Synthetic community, root bacterial inoculation and plant fitness assay
To explore heterosis manifestation and effects of Oxalobacteraceae, a growth promotion assay by inoculation with a synthetic community of Oxalobacteraceae isolates (Supplementary Dataset 25) was performed on three maize inbred lines (H84, B73 and Mo17) and their reciprocal hybrids (B73 × H84, B73 × Mo17 and Mo17 × H84) in both nitrogen-rich and nitrogen-poor soil pots. The natural soil was dug from a natural field at Campus Klein-Altendorf (University of Bonn), then sieved, homogenized and mixed with 50% quartz sand (WF 33, Quarzwerke Weferlingen, Germany) to reduce the nitrogen content of the recipient soil. The soil mixtures were then sterilized and conditioned for one week prior to use. The seed sterilization, isolates preparation, root inoculation and growth assay were done according as previously reported18. Different genotypes were grown in the phytochamber (16/8 h light/dark and 26/18 °C) for 6 weeks and plants were harvested, and total root and shoot dry weight were determined. To understand the importance of Massilia strains for maize heterosis, we performed another inoculation experiment using the same maize inbred lines and hybrids with different synthetic communities e.g. all Oxalobacteraceae isolates, Oxalobacteraceae isolates excluding Massilia ASV37, only Massilia ASV37 isolates under nitrogen-poor condition. All preparations and harvests were performed accordingly18.
Data availability
All raw maize genotyping data, bacterial 16S and fungal ITS data in this paper were deposited in the Sequence Read Archive (http://www.ncbi.nlm.nih.gov/sra) under the BioProject ID PRJNA889703. The SSUrRNA database from SILVA database (release 138, 2020, https://www.arb-silva.de/) and UNITE database (v8.3, 2021, https://unite.ut.ee/) were used for analysing the bacterial 16S and fungal ITS sequences, respectively.
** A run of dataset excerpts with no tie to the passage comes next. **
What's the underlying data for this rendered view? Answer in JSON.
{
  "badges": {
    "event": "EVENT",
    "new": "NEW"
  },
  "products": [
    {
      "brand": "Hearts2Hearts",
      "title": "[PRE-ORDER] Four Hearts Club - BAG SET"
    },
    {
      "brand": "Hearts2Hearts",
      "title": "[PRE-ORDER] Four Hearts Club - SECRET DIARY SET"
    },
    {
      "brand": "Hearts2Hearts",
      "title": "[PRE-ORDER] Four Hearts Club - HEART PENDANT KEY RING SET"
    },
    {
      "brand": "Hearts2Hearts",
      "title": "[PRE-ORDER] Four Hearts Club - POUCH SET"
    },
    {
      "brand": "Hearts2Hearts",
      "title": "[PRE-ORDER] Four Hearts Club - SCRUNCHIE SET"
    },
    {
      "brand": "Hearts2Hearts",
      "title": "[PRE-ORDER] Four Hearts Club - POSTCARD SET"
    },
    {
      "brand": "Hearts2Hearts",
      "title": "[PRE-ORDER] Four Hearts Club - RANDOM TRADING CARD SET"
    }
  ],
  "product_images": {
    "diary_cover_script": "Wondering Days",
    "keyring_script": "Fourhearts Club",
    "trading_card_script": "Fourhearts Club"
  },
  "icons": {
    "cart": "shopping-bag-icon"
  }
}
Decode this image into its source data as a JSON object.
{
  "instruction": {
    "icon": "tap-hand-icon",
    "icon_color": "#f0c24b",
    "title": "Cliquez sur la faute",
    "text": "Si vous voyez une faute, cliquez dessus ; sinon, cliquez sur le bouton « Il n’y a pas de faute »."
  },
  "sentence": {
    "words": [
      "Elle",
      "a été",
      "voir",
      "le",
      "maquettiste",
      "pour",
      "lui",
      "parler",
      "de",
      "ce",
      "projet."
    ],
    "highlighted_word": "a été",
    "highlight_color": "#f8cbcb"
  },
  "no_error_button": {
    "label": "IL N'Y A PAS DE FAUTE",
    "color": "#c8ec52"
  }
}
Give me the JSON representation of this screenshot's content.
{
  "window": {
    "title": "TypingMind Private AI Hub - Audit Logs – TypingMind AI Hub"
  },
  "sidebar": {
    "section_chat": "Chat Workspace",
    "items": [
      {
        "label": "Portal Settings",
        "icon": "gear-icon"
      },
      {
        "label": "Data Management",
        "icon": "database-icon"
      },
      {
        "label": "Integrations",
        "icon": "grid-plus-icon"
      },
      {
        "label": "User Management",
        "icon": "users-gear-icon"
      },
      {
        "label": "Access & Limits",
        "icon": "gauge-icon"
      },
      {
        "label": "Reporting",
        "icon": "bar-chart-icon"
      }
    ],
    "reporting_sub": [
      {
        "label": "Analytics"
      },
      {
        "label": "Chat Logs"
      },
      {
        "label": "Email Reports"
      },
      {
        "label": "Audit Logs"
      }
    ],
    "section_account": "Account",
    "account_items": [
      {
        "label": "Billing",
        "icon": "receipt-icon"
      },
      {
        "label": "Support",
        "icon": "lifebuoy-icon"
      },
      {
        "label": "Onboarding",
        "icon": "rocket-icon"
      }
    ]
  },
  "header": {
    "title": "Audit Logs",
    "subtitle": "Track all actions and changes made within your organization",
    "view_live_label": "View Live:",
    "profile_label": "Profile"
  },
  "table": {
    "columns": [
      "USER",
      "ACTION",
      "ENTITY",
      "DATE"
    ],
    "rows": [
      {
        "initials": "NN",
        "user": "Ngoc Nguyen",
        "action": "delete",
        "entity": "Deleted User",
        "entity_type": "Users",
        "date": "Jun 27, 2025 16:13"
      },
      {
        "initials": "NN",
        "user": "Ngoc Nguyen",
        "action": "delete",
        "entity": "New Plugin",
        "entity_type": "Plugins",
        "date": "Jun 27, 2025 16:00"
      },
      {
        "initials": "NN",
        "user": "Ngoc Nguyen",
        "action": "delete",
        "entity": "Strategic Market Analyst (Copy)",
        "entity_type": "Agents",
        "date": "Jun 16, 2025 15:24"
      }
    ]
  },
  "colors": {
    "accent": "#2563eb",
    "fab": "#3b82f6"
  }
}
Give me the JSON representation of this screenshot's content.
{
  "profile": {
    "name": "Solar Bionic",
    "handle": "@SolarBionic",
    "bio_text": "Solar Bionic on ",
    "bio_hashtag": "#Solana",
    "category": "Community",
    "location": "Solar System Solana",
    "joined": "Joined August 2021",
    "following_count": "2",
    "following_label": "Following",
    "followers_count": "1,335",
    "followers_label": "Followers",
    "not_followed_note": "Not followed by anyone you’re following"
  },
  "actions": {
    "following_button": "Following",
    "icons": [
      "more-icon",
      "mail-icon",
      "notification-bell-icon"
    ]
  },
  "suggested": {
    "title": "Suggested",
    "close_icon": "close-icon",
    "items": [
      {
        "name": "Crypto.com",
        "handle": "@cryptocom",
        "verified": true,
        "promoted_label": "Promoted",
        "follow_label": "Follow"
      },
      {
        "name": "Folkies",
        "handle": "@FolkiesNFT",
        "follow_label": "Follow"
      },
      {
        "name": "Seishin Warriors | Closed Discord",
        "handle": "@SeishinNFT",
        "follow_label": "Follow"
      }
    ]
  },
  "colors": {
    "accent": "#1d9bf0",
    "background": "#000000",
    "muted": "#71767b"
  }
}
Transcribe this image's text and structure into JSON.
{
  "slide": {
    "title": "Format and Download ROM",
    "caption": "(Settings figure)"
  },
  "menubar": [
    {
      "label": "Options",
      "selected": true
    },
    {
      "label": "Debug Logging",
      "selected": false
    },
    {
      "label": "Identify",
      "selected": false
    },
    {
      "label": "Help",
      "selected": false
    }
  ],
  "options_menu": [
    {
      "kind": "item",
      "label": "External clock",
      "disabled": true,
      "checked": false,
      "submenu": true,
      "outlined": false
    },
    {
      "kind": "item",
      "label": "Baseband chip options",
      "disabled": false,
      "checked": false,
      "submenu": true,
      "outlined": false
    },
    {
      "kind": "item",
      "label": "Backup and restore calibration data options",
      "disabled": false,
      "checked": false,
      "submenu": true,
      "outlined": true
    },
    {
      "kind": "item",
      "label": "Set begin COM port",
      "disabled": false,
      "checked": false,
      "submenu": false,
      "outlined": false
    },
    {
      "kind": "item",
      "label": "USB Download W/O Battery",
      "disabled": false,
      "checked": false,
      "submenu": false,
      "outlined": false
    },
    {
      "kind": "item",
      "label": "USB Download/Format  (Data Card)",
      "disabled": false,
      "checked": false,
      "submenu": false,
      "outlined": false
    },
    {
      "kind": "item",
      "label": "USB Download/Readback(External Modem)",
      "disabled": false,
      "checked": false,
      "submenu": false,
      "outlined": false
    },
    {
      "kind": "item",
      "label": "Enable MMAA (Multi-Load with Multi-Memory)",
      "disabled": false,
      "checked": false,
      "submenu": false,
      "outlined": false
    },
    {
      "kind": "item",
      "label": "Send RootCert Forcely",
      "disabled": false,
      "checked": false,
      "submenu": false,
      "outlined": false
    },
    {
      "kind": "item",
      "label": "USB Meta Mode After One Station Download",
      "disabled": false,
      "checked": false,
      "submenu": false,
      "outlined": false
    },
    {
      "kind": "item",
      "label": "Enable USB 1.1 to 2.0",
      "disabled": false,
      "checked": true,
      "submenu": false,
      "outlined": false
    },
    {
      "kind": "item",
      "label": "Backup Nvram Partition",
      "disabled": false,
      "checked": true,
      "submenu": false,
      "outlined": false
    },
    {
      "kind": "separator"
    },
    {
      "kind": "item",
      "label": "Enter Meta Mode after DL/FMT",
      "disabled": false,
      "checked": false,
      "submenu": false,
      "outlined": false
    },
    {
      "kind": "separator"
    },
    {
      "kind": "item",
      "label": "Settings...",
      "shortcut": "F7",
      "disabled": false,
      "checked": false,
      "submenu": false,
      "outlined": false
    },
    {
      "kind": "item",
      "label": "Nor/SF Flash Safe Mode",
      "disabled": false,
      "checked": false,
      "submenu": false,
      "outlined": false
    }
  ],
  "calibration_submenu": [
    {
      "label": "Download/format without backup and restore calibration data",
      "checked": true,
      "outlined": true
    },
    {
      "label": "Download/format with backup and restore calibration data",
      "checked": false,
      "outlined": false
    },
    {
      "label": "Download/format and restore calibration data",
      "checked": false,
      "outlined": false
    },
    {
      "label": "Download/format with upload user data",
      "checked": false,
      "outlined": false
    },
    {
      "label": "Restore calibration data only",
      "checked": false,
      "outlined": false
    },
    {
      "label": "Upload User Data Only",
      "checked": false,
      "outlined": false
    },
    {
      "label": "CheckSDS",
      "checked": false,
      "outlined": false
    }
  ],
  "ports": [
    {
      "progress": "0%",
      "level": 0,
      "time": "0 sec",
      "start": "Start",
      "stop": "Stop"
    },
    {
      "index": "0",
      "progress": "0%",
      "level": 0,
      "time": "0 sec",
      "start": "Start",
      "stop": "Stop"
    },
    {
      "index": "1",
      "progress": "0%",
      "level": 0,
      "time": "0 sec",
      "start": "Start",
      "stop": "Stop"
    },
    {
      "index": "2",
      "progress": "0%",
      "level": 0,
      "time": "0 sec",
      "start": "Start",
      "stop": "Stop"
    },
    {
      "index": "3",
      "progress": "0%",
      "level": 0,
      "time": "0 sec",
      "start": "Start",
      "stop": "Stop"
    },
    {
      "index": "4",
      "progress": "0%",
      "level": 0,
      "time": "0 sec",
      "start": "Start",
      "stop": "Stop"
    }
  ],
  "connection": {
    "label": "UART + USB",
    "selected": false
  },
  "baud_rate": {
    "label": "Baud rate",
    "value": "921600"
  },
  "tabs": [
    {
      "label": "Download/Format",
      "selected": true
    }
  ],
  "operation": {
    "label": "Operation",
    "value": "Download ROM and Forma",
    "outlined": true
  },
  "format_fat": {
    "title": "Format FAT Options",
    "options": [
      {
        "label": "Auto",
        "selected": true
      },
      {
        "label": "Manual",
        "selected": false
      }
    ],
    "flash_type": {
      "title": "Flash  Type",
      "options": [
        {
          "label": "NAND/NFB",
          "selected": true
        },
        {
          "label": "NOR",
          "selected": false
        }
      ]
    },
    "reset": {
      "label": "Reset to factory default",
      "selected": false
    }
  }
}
We deposited customized scripts about GWAS analysis in the following GitHub repository: https://github.com/Danning16/MaizeMicrobiome2022. All statistical data are provided with this paper.
Acknowledgement
We thank Paul Schulze-Lefert (Max Planck Institute for Plant Breeding Research, Cologne, Germany) for the generous donation of bacterial strains for SynCom experiments. We thank Candice Gardner (United States Department of Agriculture, Ames, US) and the International Maize and Wheat Improvement Center (CIMMYT) for germplasm contribution. We thank Angelika Glogau, for soil and plant nutrient determination and Selina Siemens and Alexa Brox for soil and root DNA extractions (University of Bonn, Bonn, Germany). We thank Yayu Wang and Huan Liu (State Key Laboratory of Agricultural Genomics, BGI-Shenzhen, Shenzhen, China) for providing us the SNP matrix data in foxtail millet. We thank Daliang Ning and Jizhong Zhou (University of Oklahoma, Norman, USA) for suggestions on the microbiome data analysis. This work is supported by Deutsche Forschungsgemeinschaft (DFG) grants HO2249/9-3, HO2249/12-1 to F.H. and YU272/1-1 and Emmy Noether Programme 444755415 to P.Y., the German Excellence Strategy – EXC 2070 – grant 390732324 to P.Y. and G.S., the Bundesministerium für Bildung und Forschung (BMBF) grant 031B195C to F.H. and DFG Priority Program (SPP2089) “Rhizosphere Spatiotemporal Organisation - a Key to Rhizosphere Functions” grant 403671039 to F.H. and P.Y. X.C.’s research is supported by The Changjiang Scholarship, Ministry of Education, China, State Cultivation Base of Eco-agriculture for Southwest Mountainous Land (Southwest University, Chongqing, China), and the National Maize Production System in China (grant no. CARS-02-15).